Answer :
To determine whether the statement "When prices are below equilibrium, a surplus exists" is true or false, we need to understand the concept of equilibrium price and how it relates to supply and demand.
1. Equilibrium Price: This is the price at which the quantity of goods supplied is equal to the quantity of goods demanded. At this point, the market is in balance, and there is neither a surplus nor a shortage of goods.
2. Surplus: A surplus occurs when the quantity supplied exceeds the quantity demanded at a given price. This situation typically arises when prices are above the equilibrium level because producers are willing to supply more goods, but consumers are not willing to buy as much, leading to excess supply.
3. Shortage: A shortage occurs when the quantity demanded exceeds the quantity supplied at a given price.

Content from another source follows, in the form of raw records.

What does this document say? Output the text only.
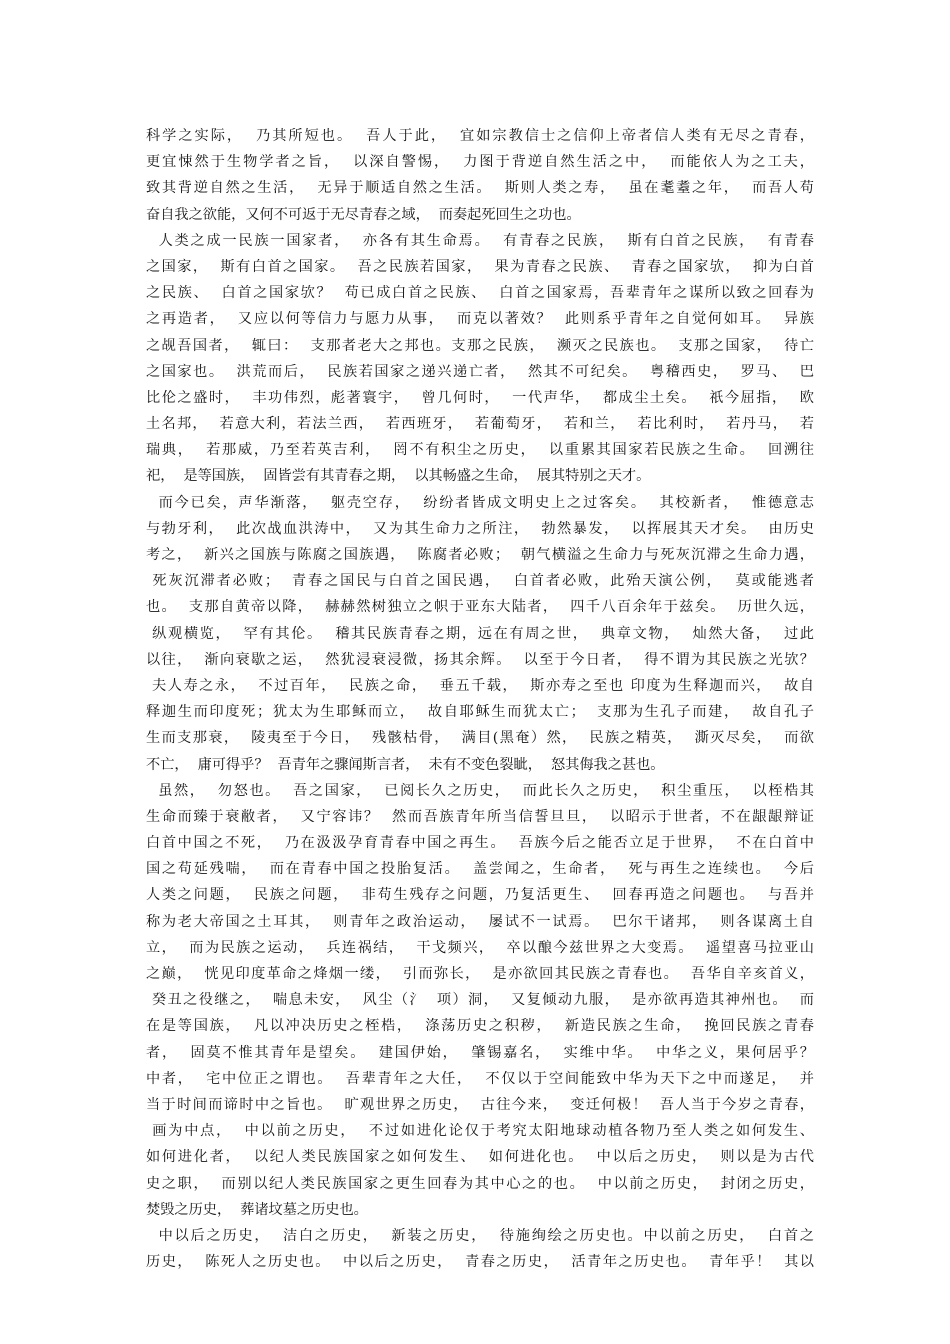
科学之实际，  乃其所短也。  吾人于此，  宜如宗教信士之信仰上帝者信人类有无尽之青春，
更宜悚然于生物学者之旨，  以深自警惕，  力图于背逆自然生活之中，  而能依人为之工夫，
致其背逆自然之生活，  无异于顺适自然之生活。  斯则人类之寿，  虽在耄耋之年，  而吾人苟
奋自我之欲能，又何不可返于无尽青春之域，  而奏起死回生之功也。
人类之成一民族一国家者，  亦各有其生命焉。  有青春之民族，  斯有白首之民族，  有青春
之国家，  斯有白首之国家。  吾之民族若国家，  果为青春之民族、  青春之国家欤，  抑为白首
之民族、  白首之国家欤？  苟已成白首之民族、  白首之国家焉，吾辈青年之谋所以致之回春为
之再造者，  又应以何等信力与愿力从事，  而克以著效？  此则系乎青年之自觉何如耳。  异族
之觇吾国者，  辄曰：  支那者老大之邦也。支那之民族，  濒灭之民族也。  支那之国家，  待亡
之国家也。  洪荒而后，  民族若国家之递兴递亡者，  然其不可纪矣。  粤稽西史，  罗马、  巴
比伦之盛时，  丰功伟烈，彪著寰宇，  曾几何时，  一代声华，  都成尘土矣。  祇今屈指，  欧
土名邦，  若意大利，若法兰西，  若西班牙，  若葡萄牙，  若和兰，  若比利时，  若丹马，  若
瑞典，  若那威，乃至若英吉利，  罔不有积尘之历史，  以重累其国家若民族之生命。  回溯往
祀，  是等国族，  固皆尝有其青春之期，  以其畅盛之生命，  展其特别之天才。
而今已矣，声华渐落，  躯壳空存，  纷纷者皆成文明史上之过客矣。  其校新者，  惟德意志
与勃牙利，  此次战血洪涛中，  又为其生命力之所注，  勃然暴发，  以挥展其天才矣。  由历史
考之，  新兴之国族与陈腐之国族遇，  陈腐者必败；  朝气横溢之生命力与死灰沉滞之生命力遇，
死灰沉滞者必败；  青春之国民与白首之国民遇，  白首者必败，此殆天演公例，  莫或能逃者
也。  支那自黄帝以降，  赫赫然树独立之帜于亚东大陆者，  四千八百余年于兹矣。  历世久远，
纵观横览，  罕有其伦。  稽其民族青春之期，远在有周之世，  典章文物，  灿然大备，  过此
以往，  渐向衰歇之运，  然犹浸衰浸微，扬其余辉。  以至于今日者，  得不谓为其民族之光欤？
夫人寿之永，  不过百年，  民族之命，  垂五千载，  斯亦寿之至也 印度为生释迦而兴，  故自
释迦生而印度死；犹太为生耶稣而立，  故自耶稣生而犹太亡；  支那为生孔子而建，  故自孔子
生而支那衰，  陵夷至于今日，  残骸枯骨，  满目(黑奄）然，  民族之精英，  澌灭尽矣，  而欲
不亡，  庸可得乎？  吾青年之骤闻斯言者，  未有不变色裂眦，  怒其侮我之甚也。
虽然，  勿怒也。  吾之国家，  已阅长久之历史，  而此长久之历史，  积尘重压，  以桎梏其
生命而臻于衰敝者，  又宁容讳？  然而吾族青年所当信誓旦旦，  以昭示于世者，不在龈龈辩证
白首中国之不死，  乃在汲汲孕育青春中国之再生。  吾族今后之能否立足于世界，  不在白首中
国之苟延残喘，  而在青春中国之投胎复活。  盖尝闻之，生命者，  死与再生之连续也。  今后
人类之问题，  民族之问题，  非苟生残存之问题，乃复活更生、  回春再造之问题也。  与吾并
称为老大帝国之土耳其，  则青年之政治运动，  屡试不一试焉。  巴尔干诸邦，  则各谋离土自
立，  而为民族之运动，  兵连祸结，  干戈频兴，  卒以酿今兹世界之大变焉。  遥望喜马拉亚山
之巅，  恍见印度革命之烽烟一缕，  引而弥长，  是亦欲回其民族之青春也。  吾华自辛亥首义，
癸丑之役继之，  喘息未安，  风尘（氵  项）洞，  又复倾动九服，  是亦欲再造其神州也。  而
在是等国族，  凡以冲决历史之桎梏，  涤荡历史之积秽，  新造民族之生命，  挽回民族之青春
者，  固莫不惟其青年是望矣。  建国伊始，  肇锡嘉名，  实维中华。  中华之义，果何居乎？
中者，  宅中位正之谓也。  吾辈青年之大任，  不仅以于空间能致中华为天下之中而遂足，  并
当于时间而谛时中之旨也。  旷观世界之历史，  古往今来，  变迁何极！  吾人当于今岁之青春，
画为中点，  中以前之历史，  不过如进化论仅于考究太阳地球动植各物乃至人类之如何发生、
如何进化者，  以纪人类民族国家之如何发生、  如何进化也。  中以后之历史，  则以是为古代
史之职，  而别以纪人类民族国家之更生回春为其中心之的也。  中以前之历史，  封闭之历史，
焚毁之历史，  葬诸坟墓之历史也。
中以后之历史，  洁白之历史，  新装之历史，  待施绚绘之历史也。中以前之历史，  白首之
历史，  陈死人之历史也。  中以后之历史，  青春之历史，  活青年之历史也。  青年乎！  其以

This usually happens when prices are below the equilibrium level because consumers want to buy more at the lower price, but producers are not willing to supply enough, leading to excess demand.

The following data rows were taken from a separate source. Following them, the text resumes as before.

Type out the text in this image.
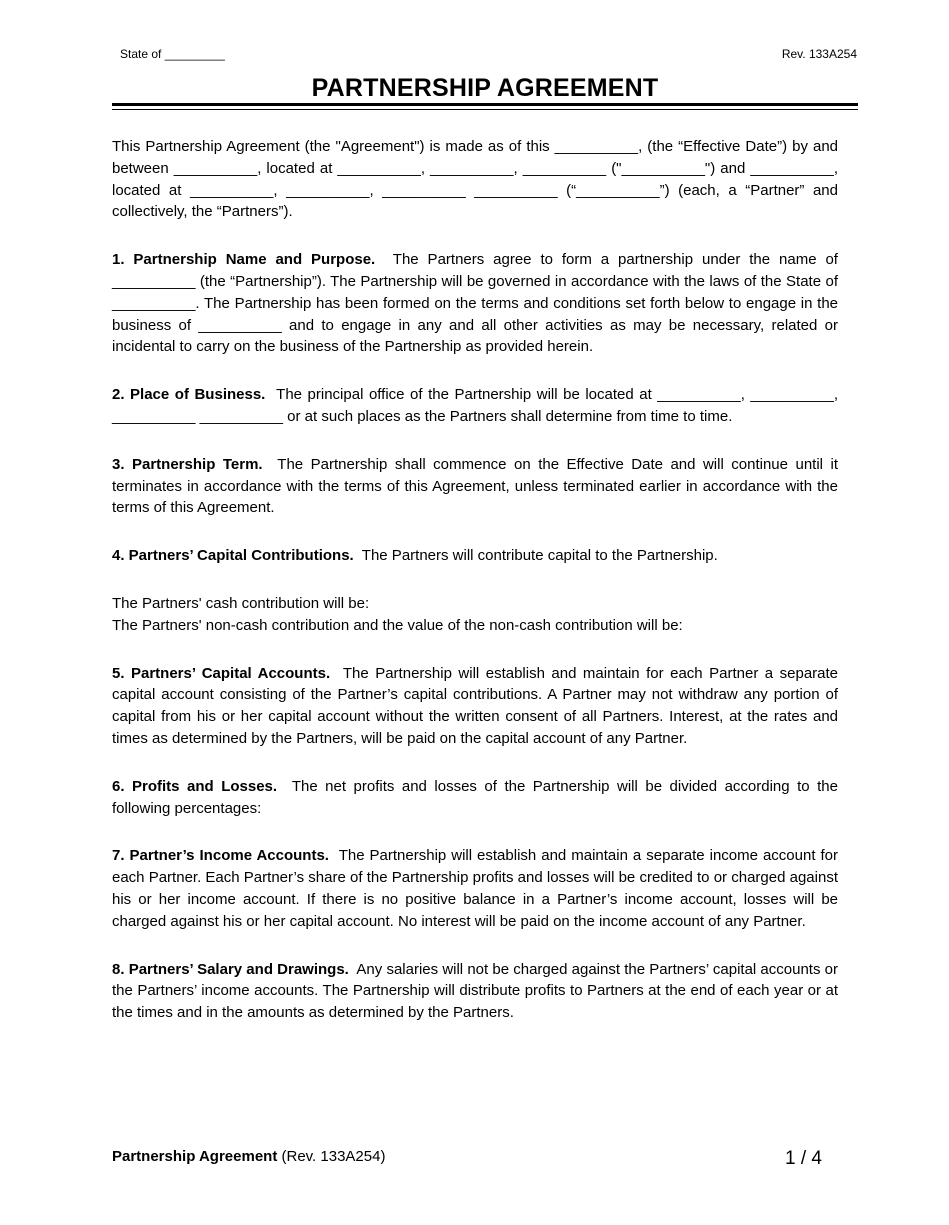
State of _________	Rev. 133A254
PARTNERSHIP AGREEMENT

This Partnership Agreement (the "Agreement") is made as of this __________, (the “Effective Date”) by and between __________, located at __________, __________, __________ ("__________") and __________, located at __________, __________, __________ __________ (“__________”) (each, a “Partner” and collectively, the “Partners”).

1. Partnership Name and Purpose. The Partners agree to form a partnership under the name of __________ (the “Partnership”). The Partnership will be governed in accordance with the laws of the State of __________. The Partnership has been formed on the terms and conditions set forth below to engage in the business of __________ and to engage in any and all other activities as may be necessary, related or incidental to carry on the business of the Partnership as provided herein.

2. Place of Business. The principal office of the Partnership will be located at __________, __________, __________ __________ or at such places as the Partners shall determine from time to time.

3. Partnership Term. The Partnership shall commence on the Effective Date and will continue until it terminates in accordance with the terms of this Agreement, unless terminated earlier in accordance with the terms of this Agreement.

4. Partners’ Capital Contributions. The Partners will contribute capital to the Partnership.

The Partners' cash contribution will be:

The Partners' non-cash contribution and the value of the non-cash contribution will be:

5. Partners’ Capital Accounts. The Partnership will establish and maintain for each Partner a separate capital account consisting of the Partner’s capital contributions. A Partner may not withdraw any portion of capital from his or her capital account without the written consent of all Partners. Interest, at the rates and times as determined by the Partners, will be paid on the capital account of any Partner.

6. Profits and Losses. The net profits and losses of the Partnership will be divided according to the following percentages:

7. Partner’s Income Accounts. The Partnership will establish and maintain a separate income account for each Partner. Each Partner’s share of the Partnership profits and losses will be credited to or charged against his or her income account. If there is no positive balance in a Partner’s income account, losses will be charged against his or her capital account. No interest will be paid on the income account of any Partner.

8. Partners’ Salary and Drawings. Any salaries will not be charged against the Partners’ capital accounts or the Partners’ income accounts. The Partnership will distribute profits to Partners at the end of each year or at the times and in the amounts as determined by the Partners.

Partnership Agreement (Rev. 133A254)	1 / 4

Let's apply this understanding to the statement:
"When prices are below equilibrium, a surplus exists."
- If prices are below the equilibrium level, consumers will demand more goods because the prices are lower.
- However, producers will supply fewer goods because they are not receiving enough compensation to cover their costs or make a profit.
- This mismatch results in a shortage, not a surplus.
Therefore, the statement that a surplus exists when prices are below equilibrium is incorrect.
So, the correct answer is:
○ False
1. Equilibrium Price: This is the price at which the quantity of goods supplied is equal to the quantity of goods demanded. At this point, the market is in balance, and there is neither a surplus nor a shortage of goods.
2. Surplus: A surplus occurs when the quantity supplied exceeds the quantity demanded at a given price. This situation typically arises when prices are above the equilibrium level because producers are willing to supply more goods, but consumers are not willing to buy as much, leading to excess supply.
3. Shortage: A shortage occurs when the quantity demanded exceeds the quantity supplied at a given price. This usually happens when prices are below the equilibrium level because consumers want to buy more at the lower price, but producers are not willing to supply enough, leading to excess demand.
Let's apply this understanding to the statement:
"When prices are below equilibrium, a surplus exists."
- If prices are below the equilibrium level, consumers will demand more goods because the prices are lower.
- However, producers will supply fewer goods because they are not receiving enough compensation to cover their costs or make a profit.
- This mismatch results in a shortage, not a surplus.
Therefore, the statement that a surplus exists when prices are below equilibrium is incorrect.